Moran Banai, Brendan Melley, James Pickup
Middle East Progress (Opinion)
April 27, 2010 - 12:00am
http://middleeastprogress.org/2010/04/flexibility-and-perseverance-required/


Frustration regarding efforts to resolve the Israeli-Palestinian conflict has generated much discussion lately about whether the Obama administration should present its own peace plan to the parties. Such a move is a tempting alternative to the lack of obvious progress toward direct negotiations, and it would certainly shake things up. As the idea of a U.S. plan gains currency, however, it is important to consider the implications of such an announcement.

First, we must remember that U.S. leadership in this dispute has always come in its role as facilitator and mediator. While the United States has a strong, independent national security interest in resolving this conflict, and is better positioned than any other nation to help shape the environment for peace, the parties are the central players in this story. Any peace agreement will first require Israelis and Palestinians to accept painful compromises which run contrary to their national narratives and make personal and political sacrifices without iron-clad guarantees of success. Presently, we may want a resolution of this conflict more than the parties—and could fairly easily dictate its terms—but the United States and the international community cannot impose a peace agreement if we want it to be implemented and last beyond the first inevitable crisis.

Second, after over a year of discussions with Israeli and Palestinian leaders, maintaining flexibility and a full spectrum of negotiating tools is critical. It is important that we not have our attention diverted by labels. For example, “proximity talks” that are focused on core issues can be more effective than direct talks that cover very little; “bridging proposals” can have more substance than a “comprehensive plan” based on broad principals. Moreover, the administration must simultaneously work to bring the parties to the table and continue its work with both parties to improve the economic and security situation on the ground.

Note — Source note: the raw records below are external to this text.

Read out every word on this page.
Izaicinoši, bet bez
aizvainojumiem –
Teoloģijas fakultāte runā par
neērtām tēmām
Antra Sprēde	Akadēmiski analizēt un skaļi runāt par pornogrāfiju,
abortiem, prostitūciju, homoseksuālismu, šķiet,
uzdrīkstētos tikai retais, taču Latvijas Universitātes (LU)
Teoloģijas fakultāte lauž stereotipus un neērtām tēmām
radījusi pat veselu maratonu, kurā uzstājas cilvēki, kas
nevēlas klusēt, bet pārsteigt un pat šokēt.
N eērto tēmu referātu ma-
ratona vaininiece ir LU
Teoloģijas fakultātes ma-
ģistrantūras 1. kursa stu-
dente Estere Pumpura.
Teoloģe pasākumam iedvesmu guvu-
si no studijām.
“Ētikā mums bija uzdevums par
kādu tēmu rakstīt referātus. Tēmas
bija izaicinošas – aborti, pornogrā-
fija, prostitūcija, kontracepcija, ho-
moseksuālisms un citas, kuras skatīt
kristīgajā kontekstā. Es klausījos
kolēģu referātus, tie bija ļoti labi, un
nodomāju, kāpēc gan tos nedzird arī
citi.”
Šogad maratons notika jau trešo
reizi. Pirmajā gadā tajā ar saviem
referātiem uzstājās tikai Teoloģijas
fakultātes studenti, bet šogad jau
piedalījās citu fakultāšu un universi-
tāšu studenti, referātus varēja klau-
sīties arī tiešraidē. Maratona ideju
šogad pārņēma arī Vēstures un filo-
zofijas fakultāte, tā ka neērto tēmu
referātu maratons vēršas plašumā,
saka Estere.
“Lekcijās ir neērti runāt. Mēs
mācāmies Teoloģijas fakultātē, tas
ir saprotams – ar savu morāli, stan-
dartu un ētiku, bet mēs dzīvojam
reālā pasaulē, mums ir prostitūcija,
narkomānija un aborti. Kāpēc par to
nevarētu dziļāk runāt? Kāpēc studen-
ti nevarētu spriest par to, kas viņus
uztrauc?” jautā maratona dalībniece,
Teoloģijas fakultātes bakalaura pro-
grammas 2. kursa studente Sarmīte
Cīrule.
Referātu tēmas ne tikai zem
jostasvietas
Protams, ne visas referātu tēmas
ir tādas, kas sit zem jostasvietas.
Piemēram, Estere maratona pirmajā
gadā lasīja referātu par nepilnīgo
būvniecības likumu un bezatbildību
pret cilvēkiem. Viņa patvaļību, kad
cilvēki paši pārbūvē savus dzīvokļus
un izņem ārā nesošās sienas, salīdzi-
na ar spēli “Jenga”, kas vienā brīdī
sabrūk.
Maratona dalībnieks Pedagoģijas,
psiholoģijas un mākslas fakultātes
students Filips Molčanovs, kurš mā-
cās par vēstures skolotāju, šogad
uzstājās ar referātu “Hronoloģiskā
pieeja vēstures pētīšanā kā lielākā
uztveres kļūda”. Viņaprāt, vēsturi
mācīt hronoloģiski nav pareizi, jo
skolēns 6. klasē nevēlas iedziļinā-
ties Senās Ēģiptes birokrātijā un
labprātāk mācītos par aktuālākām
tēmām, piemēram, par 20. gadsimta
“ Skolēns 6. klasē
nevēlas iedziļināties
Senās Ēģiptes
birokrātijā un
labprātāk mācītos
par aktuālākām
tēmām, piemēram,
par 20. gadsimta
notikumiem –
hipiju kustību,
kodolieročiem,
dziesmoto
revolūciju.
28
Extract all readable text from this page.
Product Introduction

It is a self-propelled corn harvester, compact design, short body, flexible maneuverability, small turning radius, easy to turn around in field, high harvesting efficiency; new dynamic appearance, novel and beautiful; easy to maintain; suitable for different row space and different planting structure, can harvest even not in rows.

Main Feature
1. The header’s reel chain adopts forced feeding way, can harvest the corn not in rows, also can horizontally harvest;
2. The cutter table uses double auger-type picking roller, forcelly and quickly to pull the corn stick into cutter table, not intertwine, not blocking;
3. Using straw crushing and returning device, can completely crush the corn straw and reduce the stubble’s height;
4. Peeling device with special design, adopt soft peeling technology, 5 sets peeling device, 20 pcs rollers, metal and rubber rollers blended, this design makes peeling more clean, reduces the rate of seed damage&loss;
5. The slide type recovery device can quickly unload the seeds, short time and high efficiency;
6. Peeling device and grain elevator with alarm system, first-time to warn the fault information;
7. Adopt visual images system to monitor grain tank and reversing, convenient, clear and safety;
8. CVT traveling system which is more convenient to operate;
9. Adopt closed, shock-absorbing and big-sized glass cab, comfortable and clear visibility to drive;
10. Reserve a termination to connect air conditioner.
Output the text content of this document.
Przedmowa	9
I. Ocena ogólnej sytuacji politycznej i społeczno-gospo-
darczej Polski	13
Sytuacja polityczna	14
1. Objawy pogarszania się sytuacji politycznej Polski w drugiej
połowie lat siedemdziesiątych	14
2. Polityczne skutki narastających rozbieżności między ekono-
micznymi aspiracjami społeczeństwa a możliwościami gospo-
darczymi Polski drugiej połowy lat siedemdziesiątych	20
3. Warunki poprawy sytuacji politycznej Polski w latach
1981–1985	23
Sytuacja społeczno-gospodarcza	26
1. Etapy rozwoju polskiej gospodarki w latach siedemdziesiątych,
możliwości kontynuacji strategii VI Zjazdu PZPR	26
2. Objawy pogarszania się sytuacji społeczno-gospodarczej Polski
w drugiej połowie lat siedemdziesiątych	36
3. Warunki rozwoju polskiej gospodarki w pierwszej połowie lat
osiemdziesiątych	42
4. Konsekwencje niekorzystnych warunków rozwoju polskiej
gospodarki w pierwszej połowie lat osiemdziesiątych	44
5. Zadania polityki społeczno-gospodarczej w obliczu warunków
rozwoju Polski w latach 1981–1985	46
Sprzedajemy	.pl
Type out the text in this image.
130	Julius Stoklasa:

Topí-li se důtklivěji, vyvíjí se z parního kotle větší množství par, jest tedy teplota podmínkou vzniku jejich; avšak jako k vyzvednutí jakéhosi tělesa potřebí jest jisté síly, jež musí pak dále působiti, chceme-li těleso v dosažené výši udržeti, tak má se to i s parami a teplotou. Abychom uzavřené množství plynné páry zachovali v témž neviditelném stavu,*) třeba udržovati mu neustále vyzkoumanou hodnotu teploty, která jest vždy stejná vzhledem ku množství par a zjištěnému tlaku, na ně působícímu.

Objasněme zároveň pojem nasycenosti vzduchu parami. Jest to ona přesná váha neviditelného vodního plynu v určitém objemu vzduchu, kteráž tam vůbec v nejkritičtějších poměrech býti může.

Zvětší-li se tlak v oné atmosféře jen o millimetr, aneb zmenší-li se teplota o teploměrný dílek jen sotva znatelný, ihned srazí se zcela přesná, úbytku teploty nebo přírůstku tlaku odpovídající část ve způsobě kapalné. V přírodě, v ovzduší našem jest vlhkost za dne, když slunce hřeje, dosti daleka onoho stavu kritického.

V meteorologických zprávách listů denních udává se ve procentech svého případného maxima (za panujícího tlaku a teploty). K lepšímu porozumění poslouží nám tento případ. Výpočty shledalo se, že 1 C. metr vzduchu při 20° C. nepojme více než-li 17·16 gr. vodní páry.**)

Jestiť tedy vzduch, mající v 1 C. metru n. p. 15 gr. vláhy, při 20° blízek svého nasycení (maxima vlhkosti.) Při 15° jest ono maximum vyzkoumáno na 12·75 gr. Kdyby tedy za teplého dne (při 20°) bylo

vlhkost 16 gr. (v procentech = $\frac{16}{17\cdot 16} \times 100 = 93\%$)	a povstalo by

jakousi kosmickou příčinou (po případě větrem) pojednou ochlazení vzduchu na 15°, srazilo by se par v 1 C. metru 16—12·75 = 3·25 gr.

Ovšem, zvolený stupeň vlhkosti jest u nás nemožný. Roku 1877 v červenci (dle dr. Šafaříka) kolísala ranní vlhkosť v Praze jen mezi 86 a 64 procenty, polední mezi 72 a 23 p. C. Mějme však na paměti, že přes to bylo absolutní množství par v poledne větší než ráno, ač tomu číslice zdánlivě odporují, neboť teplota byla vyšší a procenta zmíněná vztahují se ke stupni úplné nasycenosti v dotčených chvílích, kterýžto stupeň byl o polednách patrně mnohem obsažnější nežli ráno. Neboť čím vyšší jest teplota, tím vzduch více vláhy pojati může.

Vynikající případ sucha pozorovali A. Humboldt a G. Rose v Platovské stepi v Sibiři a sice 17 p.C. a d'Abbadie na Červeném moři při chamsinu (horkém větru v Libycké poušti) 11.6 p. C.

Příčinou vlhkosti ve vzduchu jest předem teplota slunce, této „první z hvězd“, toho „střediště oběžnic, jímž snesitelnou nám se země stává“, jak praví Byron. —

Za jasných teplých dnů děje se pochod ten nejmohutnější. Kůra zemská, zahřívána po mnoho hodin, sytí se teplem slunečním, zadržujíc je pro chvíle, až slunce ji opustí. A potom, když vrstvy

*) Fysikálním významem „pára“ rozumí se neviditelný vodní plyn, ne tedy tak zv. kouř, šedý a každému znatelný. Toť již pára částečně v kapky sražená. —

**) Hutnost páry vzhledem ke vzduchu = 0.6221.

As the administration is assessing potential scenarios and options, it is logical to maintain full maneuverability and explore all possibilities, including a U.S. peace plan. Indeed, it would be irresponsible to not consider this among the wide range of possible strategies. However, several important questions have to be considered when looking at this option. What would be the goal of putting a plan on the table? Would it be a set of principles or a fully fleshed-out plan? How would the plan address the very sensitive questions of sovereignty over Jerusalem and the right of return? Would it be released before or after the United States has discussed the issues in depth with the two parties? And most critically, what happens if one or both parties rejects the plan, or more likely says “yes with reservations,” which is effectively the same thing? Where would the credibility of U.S. leadership be after such a response?

Thinking through these questions indicates to us that now is not the right time for the United States to introduce a plan. Announcing a comprehensive plan at this stage could limit the administration’s ability to maneuver with the two parties. If the United States took a specific and detailed position on Jerusalem and on refugees, it would be giving the two sides reason to immediately say no.

Moreover, the parties do not seem ready for a plan at this stage. Even rumors of a plan have the Israeli government exclaiming that it has no intention of being pushed on the issues and questioning the administration’s commitment to its security. Meanwhile, some Palestinians see this as an invitation to let the United States do all the heavy lifting needed to restart negotiations.

Nevertheless, the time may come when an American plan is the critical next step, as were the Good Friday Agreement in Northern Ireland or the Clinton Parameters in this dispute. Once the administration has worked with the parties, discussed the thorny questions and received their buy-in, it could come back and say, “Here are the things that you told us you could agree on; and here are bridging proposals we’ve discussed with both of you. Now, let’s talk about this.”

We strongly support any and all efforts to resolve the Arab-Israeli conflict in a comprehensive manner, including a two-state solution, because this is not just an Arab or Israeli interest, it is an American interest. Yet, a premature plan will likely have the opposite effect its proponents seek. It will not give the administration more flexibility; it will confine it. Moreover, if even one of the parties were to say no, then the administration’s ability to act would further be hamstrung. As frustrating as it might seem at this stage, we need to be guided by patience and perseverance and allow the administration to maintain the greatest degree of flexibility as it tackles this deeply complex and difficult conflict.